Res Dev Disabil. 2013 May;34(5):1528-35. doi: 10.1016/j.ridd.2013.01.026. Epub 2013 Mar 5.
This study examines the criterion-related validity and clinimetric properties of the Assessment of Preschool Children's Participation (APCP) for children with cerebral palsy (CP). Eighty-two children with CP (age range, two to five years and 11 months) and their caregivers participated in this study. The APCP consists of diversity and intensity scores in the areas of play (PA), skill development (SD), active physical recreation (AP), social activities (SA), and total areas. Tests were administered at baseline and at six-month follow-up. Concurrent and predictive validities were identified by assessing the strength of correlations between APCP scores and criterion-related measures--the 66-item Gross Motor Function Measure (GMFM-66) and Functional Independence Measure for Children (WeeFIM). Responsiveness was measured by standardized response mean (SRM). Minimal detectable change (MDC) at the 95% confidence level (MDC95) and minimal clinically important difference (MCID) were analyzed. The APCP with GMFM-66 and WeeFIM had fair to excellent concurrent validity (r=0.39-0.85) and predictive validity (r=0.46-0.82). The SRM values of the APCP diversity and intensity scales in all areas were 0.8-1.3. The MDC95 and MCID ranges for all areas (i.e., PA, SD, AP, SA, and total areas) were 0.1-0.7 and 0.4-1.2 points for intensity scores, respectively, and 4-17% and 10-19% for diversity scores, respectively. Therefore, the APCP scale was markedly responsive to change. Clinicians and researchers can use these clinimetric APCP data to determine whether a change score represents a "true" or clinically meaningful effect at post-treatment and follow-up.

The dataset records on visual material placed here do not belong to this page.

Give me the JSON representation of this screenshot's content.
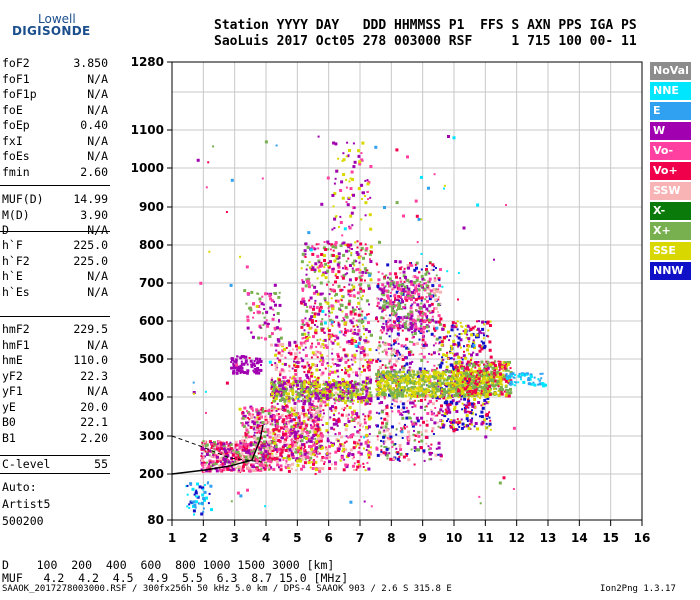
{
  "logo": {
    "line1": "Lowell",
    "line2": "DIGISONDE"
  },
  "header": {
    "line1": "Station YYYY DAY   DDD HHMMSS P1  FFS S AXN PPS IGA PS",
    "line2": "SaoLuis 2017 Oct05 278 003000 RSF     1 715 100 00- 11"
  },
  "params_a": [
    {
      "name": "foF2",
      "value": "3.850"
    },
    {
      "name": "foF1",
      "value": "N/A"
    },
    {
      "name": "foF1p",
      "value": "N/A"
    },
    {
      "name": "foE",
      "value": "N/A"
    },
    {
      "name": "foEp",
      "value": "0.40"
    },
    {
      "name": "fxI",
      "value": "N/A"
    },
    {
      "name": "foEs",
      "value": "N/A"
    },
    {
      "name": "fmin",
      "value": "2.60"
    }
  ],
  "params_b": [
    {
      "name": "MUF(D)",
      "value": "14.99"
    },
    {
      "name": "M(D)",
      "value": "3.90"
    },
    {
      "name": "D",
      "value": "N/A"
    }
  ],
  "params_c": [
    {
      "name": "h`F",
      "value": "225.0"
    },
    {
      "name": "h`F2",
      "value": "225.0"
    },
    {
      "name": "h`E",
      "value": "N/A"
    },
    {
      "name": "h`Es",
      "value": "N/A"
    }
  ],
  "params_d": [
    {
      "name": "hmF2",
      "value": "229.5"
    },
    {
      "name": "hmF1",
      "value": "N/A"
    },
    {
      "name": "hmE",
      "value": "110.0"
    },
    {
      "name": "yF2",
      "value": "22.3"
    },
    {
      "name": "yF1",
      "value": "N/A"
    },
    {
      "name": "yE",
      "value": "20.0"
    },
    {
      "name": "B0",
      "value": "22.1"
    },
    {
      "name": "B1",
      "value": "2.20"
    }
  ],
  "c_level": {
    "name": "C-level",
    "value": "55"
  },
  "auto": {
    "line1": "Auto:",
    "line2": "Artist5",
    "line3": "500200"
  },
  "legend": [
    {
      "label": "NoVal",
      "color": "#8c8c8c"
    },
    {
      "label": "NNE",
      "color": "#00e6ff"
    },
    {
      "label": "E",
      "color": "#30a0f0"
    },
    {
      "label": "W",
      "color": "#a000b0"
    },
    {
      "label": "Vo-",
      "color": "#ff40a0"
    },
    {
      "label": "Vo+",
      "color": "#f0004a"
    },
    {
      "label": "SSW",
      "color": "#f8b4b4"
    },
    {
      "label": "X-",
      "color": "#0a7a0a"
    },
    {
      "label": "X+",
      "color": "#78b050"
    },
    {
      "label": "SSE",
      "color": "#d8d800"
    },
    {
      "label": "NNW",
      "color": "#1010c8"
    }
  ],
  "axes": {
    "x_ticks": [
      "1",
      "2",
      "3",
      "4",
      "5",
      "6",
      "7",
      "8",
      "9",
      "10",
      "11",
      "12",
      "13",
      "14",
      "15",
      "16"
    ],
    "y_ticks": [
      "80",
      "200",
      "300",
      "400",
      "500",
      "600",
      "700",
      "800",
      "900",
      "1000",
      "1100",
      "1280"
    ]
  },
  "bottom_table": {
    "d_row": "D    100  200  400  600  800 1000 1500 3000 [km]",
    "muf_row": "MUF   4.2  4.2  4.5  4.9  5.5  6.3  8.7 15.0 [MHz]"
  },
  "footer": {
    "left": "SAAOK_2017278003000.RSF / 300fx256h 50 kHz 5.0 km / DPS-4 SAAOK 903 / 2.6 S 315.8 E",
    "right": "Ion2Png 1.3.17"
  }
}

本研究考察了用于脑瘫儿童的儿童参与评估(APCP)的效标关联效度和临床计量学特性。82 名脑瘫儿童(年龄范围为 2 至 5 岁 11 个月)及其照顾者参与了这项研究。APCP 包括游戏(PA)、技能发展(SD)、积极体育娱乐(AP)、社会活动(SA)和总区域的多样性和强度评分。在基线和 6 个月随访时进行了测试。通过评估 APCP 分数与标准相关措施——66 项粗大运动功能测量(GMFM-66)和儿童功能性独立测量(WeeFIM)之间的相关性,确定了同时性和预测效度。通过标准化反应均值(SRM)来衡量反应性。在 95%置信水平(MDC95)下分析最小可检测变化(MDC)和最小临床重要差异(MCID)。APCP 与 GMFM-66 和 WeeFIM 具有良好到极好的同时性效度(r=0.39-0.85)和预测效度(r=0.46-0.82)。所有区域的 APCP 多样性和强度量表的 SRM 值为 0.8-1.3。所有区域(即 PA、SD、AP、SA 和总区域)的 MDC95 和 MCID 范围分别为强度评分的 0.1-0.7 和 0.4-1.2 点,多样性评分的 4-17%和 10-19%。因此,APCP 量表对变化具有显著的反应性。临床医生和研究人员可以使用这些临床计量学 APCP 数据来确定治疗后和随访时的变化分数是否代表“真实”或具有临床意义的效果。